Open your lock screen, open Facebook, scroll, close Facebook, open Instagram, scroll, close Instagram, open Facebook, scroll, same content you just looked at. We all do it, and I am especially guilty. The worst part is I know when I open Twitter the second, third, fourth time, that nothing’s changed! And sometimes it’s not even a conscious decision to open Snapchat it’s just a reflex. I find myself reaching for my phone to fill every empty second I have. When I’m in line at the store, my phone is open, when I’m procrastinating, my phone is open, I can’t even escape the screen when I’m in the bathroom. It’s unbelievable the amount I of times I find myself halfway through the Instagram Explore Page, not even remembering anything I’ve seen. It is just another form of over consumption. There has to be a better way to live, than relying on my phone to keep myself “productive/entertained/busy” (all excuses I make to avoid what I really should be doing) during every single moment of downtime.
So how did I use my phone less? I downloaded another app! But this app is different because it tracks how many times you reach for your phone, by pressing the home screen, and how many minutes you spend on your phone, which can be split into time spent on different apps. The app is called Moment, a white app with a green lotus-like flower on it, and it is free! (Side note: I like the interface and the design of the app but that has nothing to do with its effectiveness, I just think it is pretty). This app allows you to be more conscious of the time you spend and where you spend it. It’s also interesting to correlate the time I spent on my phone and the quality of my day. On really awesome days I spent less time on my phone, because I didn’t have the time to check it while I was enjoying the activities of the day. On less than great days I found myself spending roughly three hours a day on my phone. That’s insane!
Another way I reduced my phone time was by removing notifications. I removed notifications strategically. For social media I eliminated all notifications, out of sight out of mind right?
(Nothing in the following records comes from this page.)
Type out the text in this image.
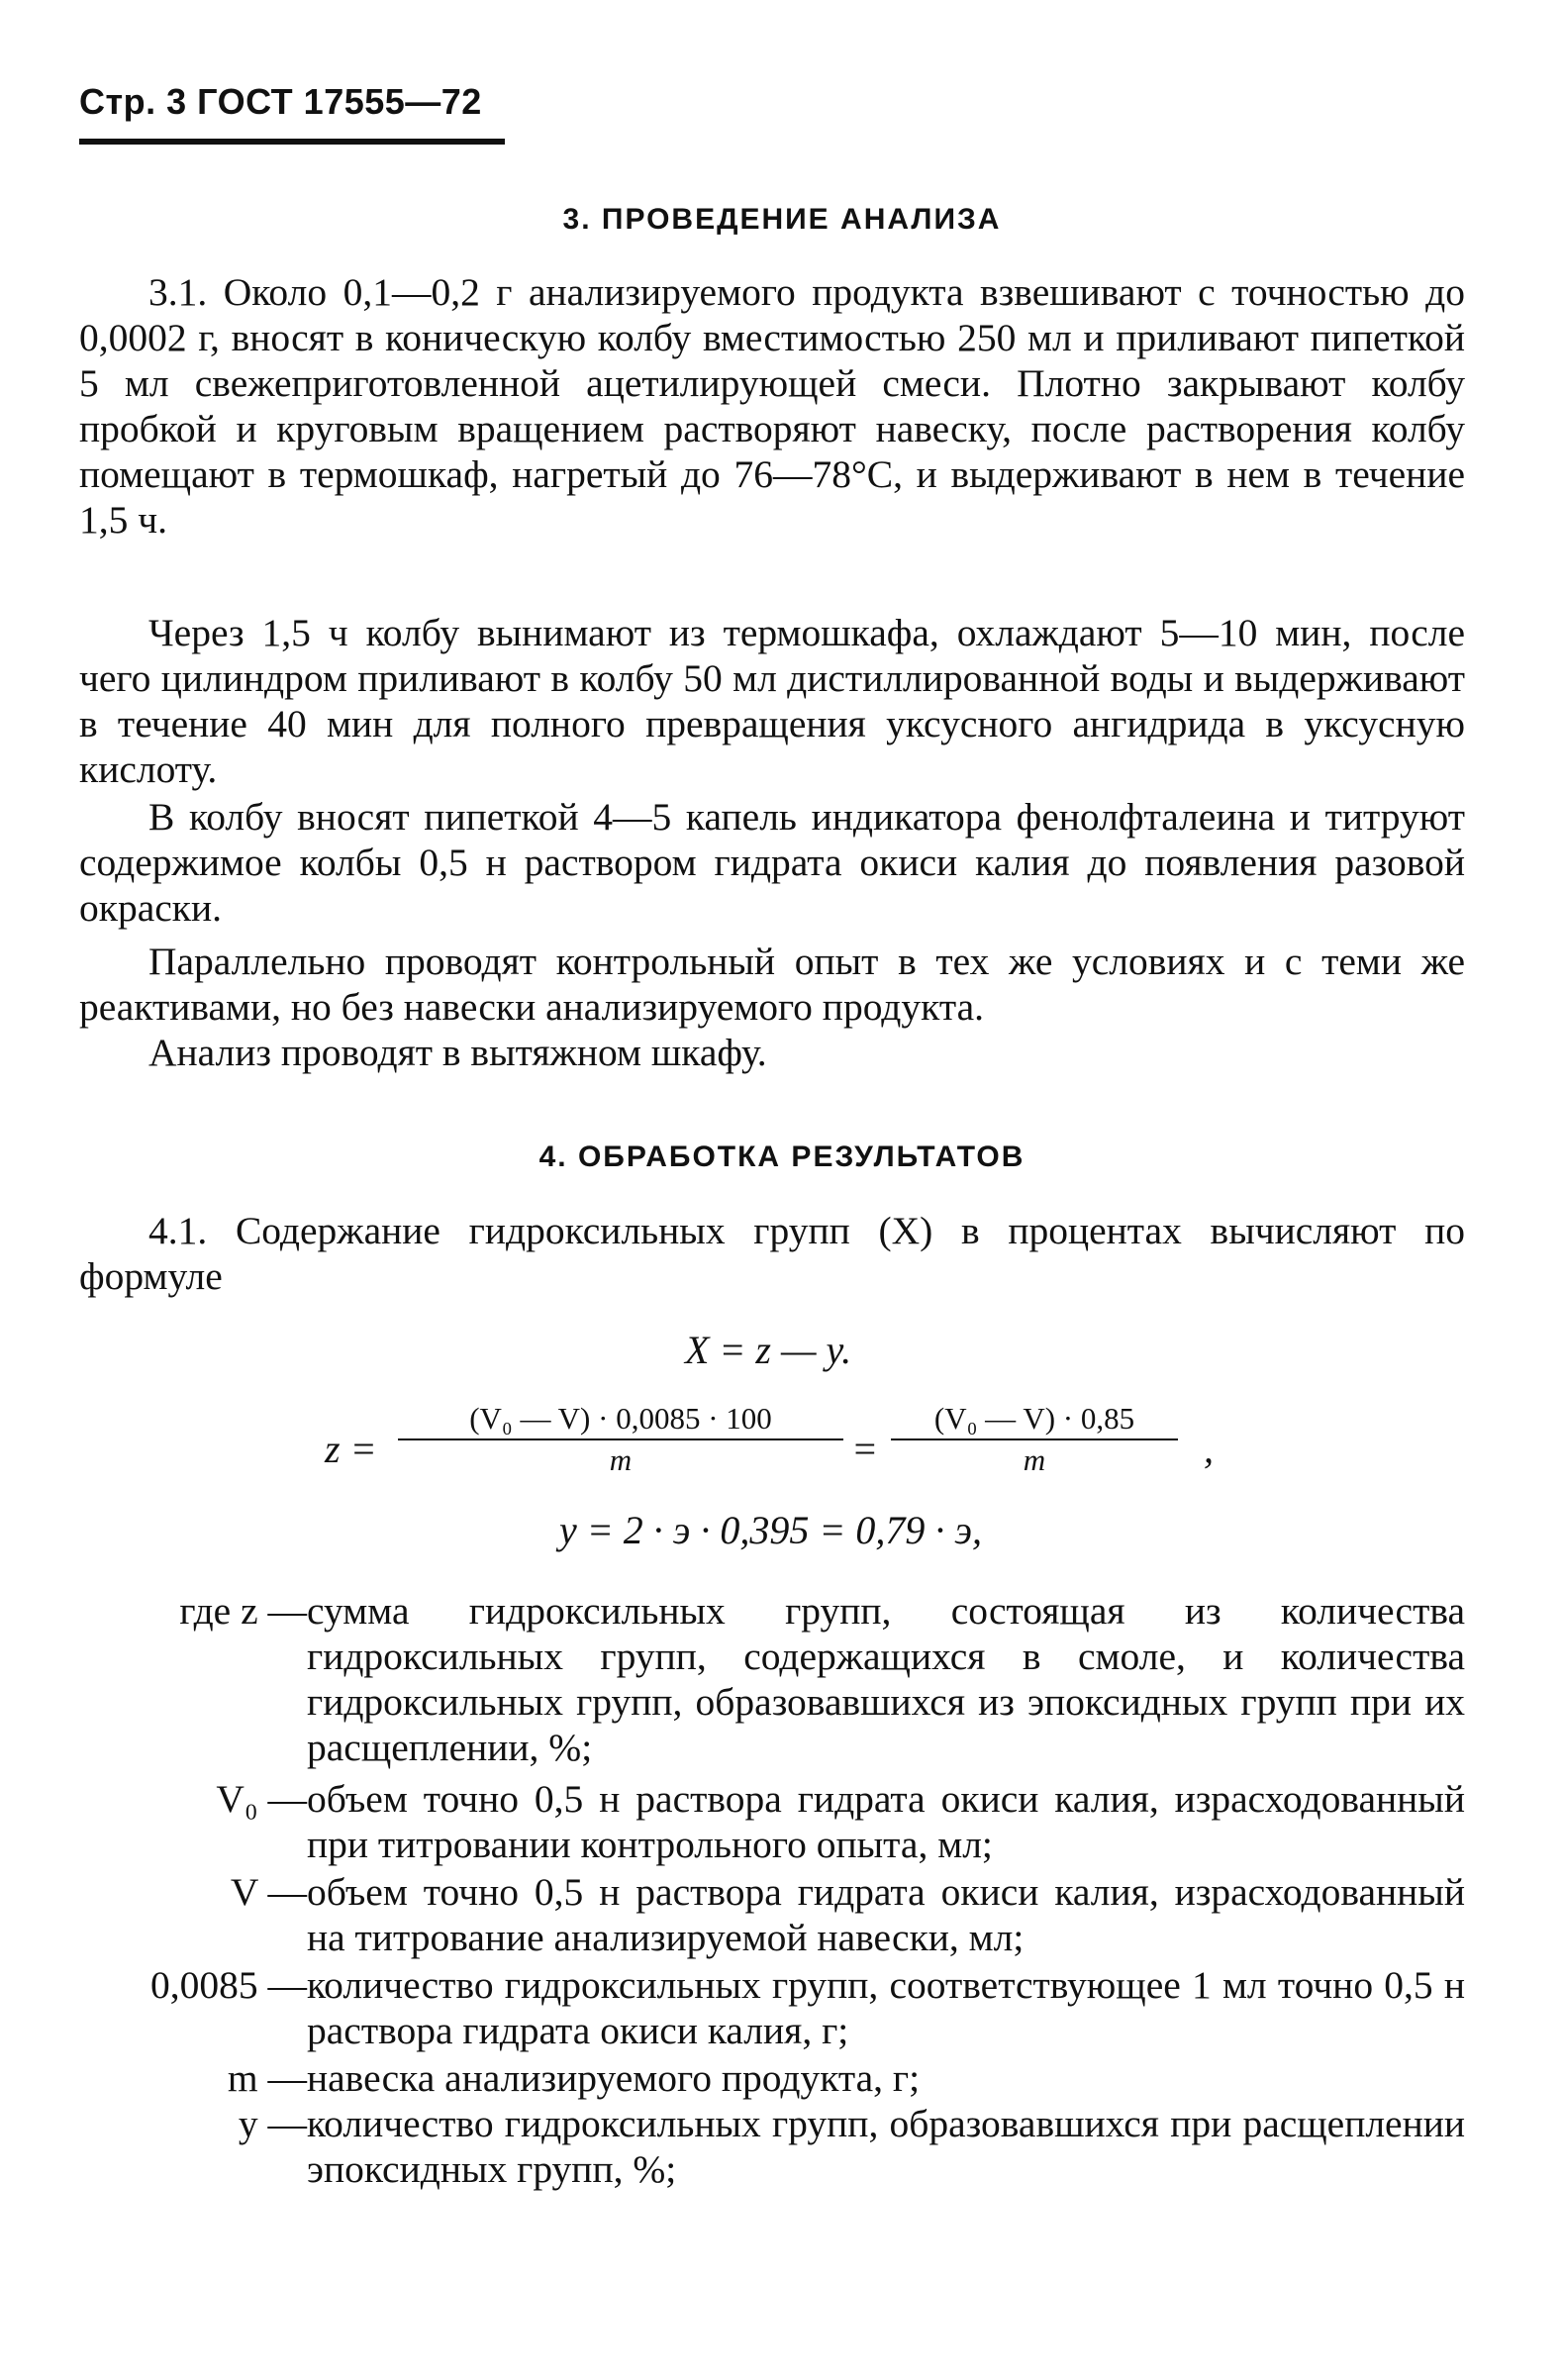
Стр. 3 ГОСТ 17555—72
3. ПРОВЕДЕНИЕ АНАЛИЗА

3.1. Около 0,1—0,2 г анализируемого продукта взвешивают с точностью до 0,0002 г, вносят в коническую колбу вместимостью 250 мл и приливают пипеткой 5 мл свежеприготовленной ацетилирующей смеси. Плотно закрывают колбу пробкой и круговым вращением растворяют навеску, после растворения колбу помещают в термошкаф, нагретый до 76—78°С, и выдерживают в нем в течение 1,5 ч.

Через 1,5 ч колбу вынимают из термошкафа, охлаждают 5—10 мин, после чего цилиндром приливают в колбу 50 мл дистиллированной воды и выдерживают в течение 40 мин для полного превращения уксусного ангидрида в уксусную кислоту.

В колбу вносят пипеткой 4—5 капель индикатора фенолфталеина и титруют содержимое колбы 0,5 н раствором гидрата окиси калия до появления разовой окраски.

Параллельно проводят контрольный опыт в тех же условиях и с теми же реактивами, но без навески анализируемого продукта.

Анализ проводят в вытяжном шкафу.

4. ОБРАБОТКА РЕЗУЛЬТАТОВ

4.1. Содержание гидроксильных групп (X) в процентах вычисляют по формуле

X = z — y.
z =
(V₀ — V) · 0,0085 · 100
m	=
(V₀ — V) · 0,85
m	,
y = 2 · э · 0,395 = 0,79 · э,
где z — сумма гидроксильных групп, состоящая из количества гидроксильных групп, содержащихся в смоле, и количества гидроксильных групп, образовавшихся из эпоксидных групп при их расщеплении, %;
V₀ — объем точно 0,5 н раствора гидрата окиси калия, израсходованный при титровании контрольного опыта, мл;
V — объем точно 0,5 н раствора гидрата окиси калия, израсходованный на титрование анализируемой навески, мл;
0,0085 — количество гидроксильных групп, соответствующее 1 мл точно 0,5 н раствора гидрата окиси калия, г;
m — навеска анализируемого продукта, г;
y — количество гидроксильных групп, образовавшихся при расщеплении эпоксидных групп, %;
For other apps that were more communication based like Snapchat and Facebook Messenger, I only allowed notifications in the notification center on my phone. So this way I could pull down my notifications I see that I had been contacted, but just glancing at my phone didn’t notify that I was trying to be reached. I kept iMessage, Gmail, and my Phone at their full notification setting. I find when you don’t see the screen light up, you don’t feel that twitch to reach for it. I find it really helps disconnect but not fully.
I also move my apps around, and hide my distracting apps in various folders. This way, I never get too comfortable with the location of my app, so I can’t click on it mindlessly, and getting to them is not as accessible. The apps are still only a swipe away, but again, out of sight out of mind.
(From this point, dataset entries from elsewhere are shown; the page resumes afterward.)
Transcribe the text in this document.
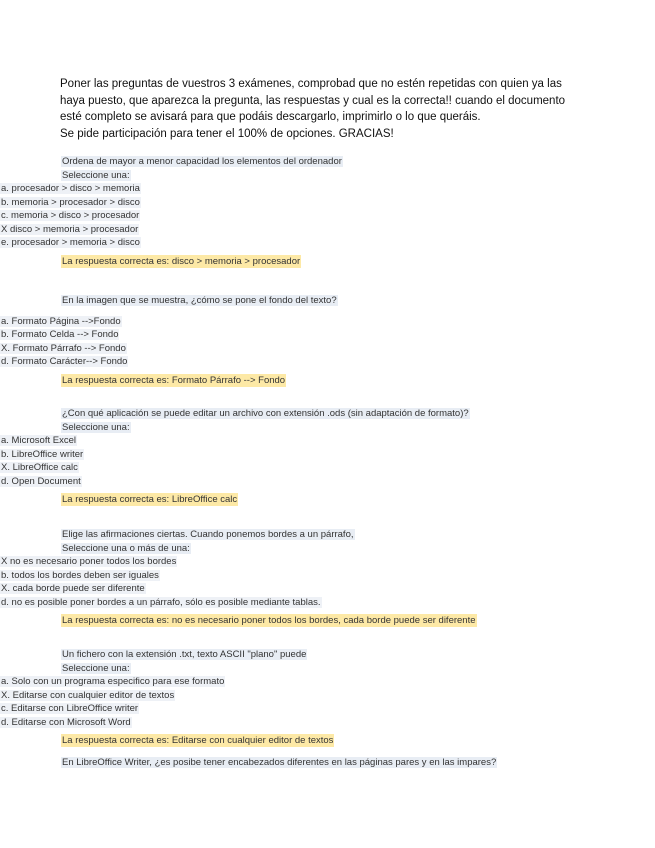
Poner las preguntas de vuestros 3 exámenes, comprobad que no estén repetidas con quien ya las

haya puesto, que aparezca la pregunta, las respuestas y cual es la correcta!! cuando el documento

esté completo se avisará para que podáis descargarlo, imprimirlo o lo que queráis.

Se pide participación para tener el 100% de opciones. GRACIAS!

Ordena de mayor a menor capacidad los elementos del ordenador
Seleccione una:
a. procesador > disco > memoria
b. memoria > procesador > disco
c. memoria > disco > procesador
X disco > memoria > procesador
e. procesador > memoria > disco
La respuesta correcta es: disco > memoria > procesador
En la imagen que se muestra, ¿cómo se pone el fondo del texto?
a. Formato Página -->Fondo
b. Formato Celda --> Fondo
X. Formato Párrafo --> Fondo
d. Formato Carácter--> Fondo
La respuesta correcta es: Formato Párrafo --> Fondo
¿Con qué aplicación se puede editar un archivo con extensión .ods (sin adaptación de formato)?
Seleccione una:
a. Microsoft Excel
b. LibreOffice writer
X. LibreOffice calc
d. Open Document
La respuesta correcta es: LibreOffice calc
Elige las afirmaciones ciertas. Cuando ponemos bordes a un párrafo,
Seleccione una o más de una:
X no es necesario poner todos los bordes
b. todos los bordes deben ser iguales
X. cada borde puede ser diferente
d. no es posible poner bordes a un párrafo, sólo es posible mediante tablas.
La respuesta correcta es: no es necesario poner todos los bordes, cada borde puede ser diferente
Un fichero con la extensión .txt, texto ASCII "plano" puede
Seleccione una:
a. Solo con un programa especifico para ese formato
X. Editarse con cualquier editor de textos
c. Editarse con LibreOffice writer
d. Editarse con Microsoft Word
La respuesta correcta es: Editarse con cualquier editor de textos
En LibreOffice Writer, ¿es posibe tener encabezados diferentes en las páginas pares y en las impares?
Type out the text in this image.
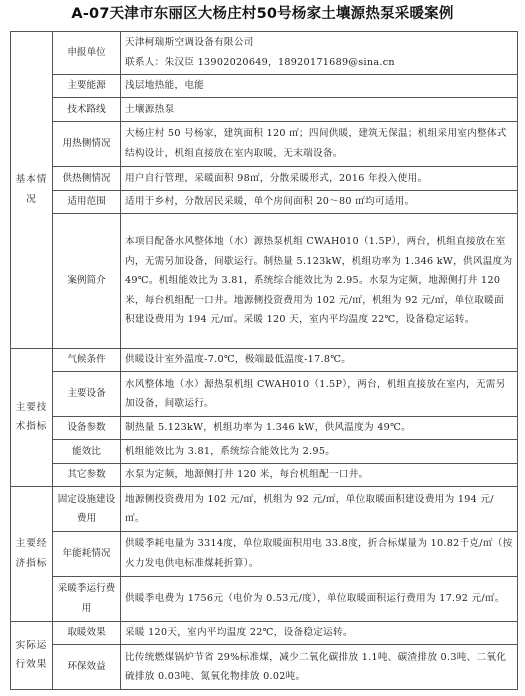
A-07天津市东丽区大杨庄村50号杨家土壤源热泵采暖案例
基本情况	申报单位	天津柯瑞斯空调设备有限公司
联系人：朱汉臣 13902020649，18920171689@sina.cn
	主要能源	浅层地热能，电能
	技术路线	土壤源热泵
	用热侧情况	大杨庄村 50 号杨家，建筑面积 120 ㎡；四间供暖，建筑无保温；机组采用室内整体式结构设计，机组直接放在室内取暖，无末端设备。
	供热侧情况	用户自行管理，采暖面积 98㎡，分散采暖形式，2016 年投入使用。
	适用范围	适用于乡村，分散居民采暖，单个房间面积 20～80 ㎡均可适用。
	案例简介	本项目配备水风整体地（水）源热泵机组 CWAH010（1.5P），两台，机组直接放在室内，无需另加设备，间歇运行。制热量 5.123kW，机组功率为 1.346 kW，供风温度为 49℃。机组能效比为 3.81，系统综合能效比为 2.95。水泵为定频，地源侧打井 120 米，每台机组配一口井。地源侧投资费用为 102 元/㎡，机组为 92 元/㎡，单位取暖面积建设费用为 194 元/㎡。采暖 120 天，室内平均温度 22℃，设备稳定运转。
主要技术指标	气候条件	供暖设计室外温度-7.0℃，极端最低温度-17.8℃。
	主要设备	水风整体地（水）源热泵机组 CWAH010（1.5P），两台，机组直接放在室内，无需另加设备，间歇运行。
	设备参数	制热量 5.123kW，机组功率为 1.346 kW，供风温度为 49℃。
	能效比	机组能效比为 3.81，系统综合能效比为 2.95。
	其它参数	水泵为定频，地源侧打井 120 米，每台机组配一口井。
主要经济指标	固定设施建设费用	地源侧投资费用为 102 元/㎡，机组为 92 元/㎡，单位取暖面积建设费用为 194 元/㎡。
	年能耗情况	供暖季耗电量为 3314度，单位取暖面积用电 33.8度，折合标煤量为 10.82千克/㎡（按火力发电供电标准煤耗折算）。
	采暖季运行费用	供暖季电费为 1756元（电价为 0.53元/度），单位取暖面积运行费用为 17.92 元/㎡。
实际运行效果	取暖效果	采暖 120天，室内平均温度 22℃，设备稳定运转。
	环保效益	比传统燃煤锅炉节省 29%标准煤，减少二氧化碳排放 1.1吨、碳渣排放 0.3吨、二氧化硫排放 0.03吨、氮氧化物排放 0.02吨。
Finally, the biggest way I broke the twitch is deleted apps. To start I deleted all the apps that I don’t use that are automatically included in the iPhone. I deleted Facebook and Twitter, apps that I don’t really use to create content, but just to distract myself through my feed. I only keep on distracting app game on my phone at a time, but only because it’s summer. I’m sure when school starts I will be deleting this game as well. If you delete the app you don’t even have the opportunity to look at it! Really a fool-proof plan.
Bonus: Part of me wants to recommend adding “useful” apps in place of distracting ones. For instance a meditation app, but I can’t help but feel like it would just be another app you use to distract yourself from the more pressing task at hand. Although meditating is beneficial, you should include this time in your schedule, not as a tool to continue to procrastinate.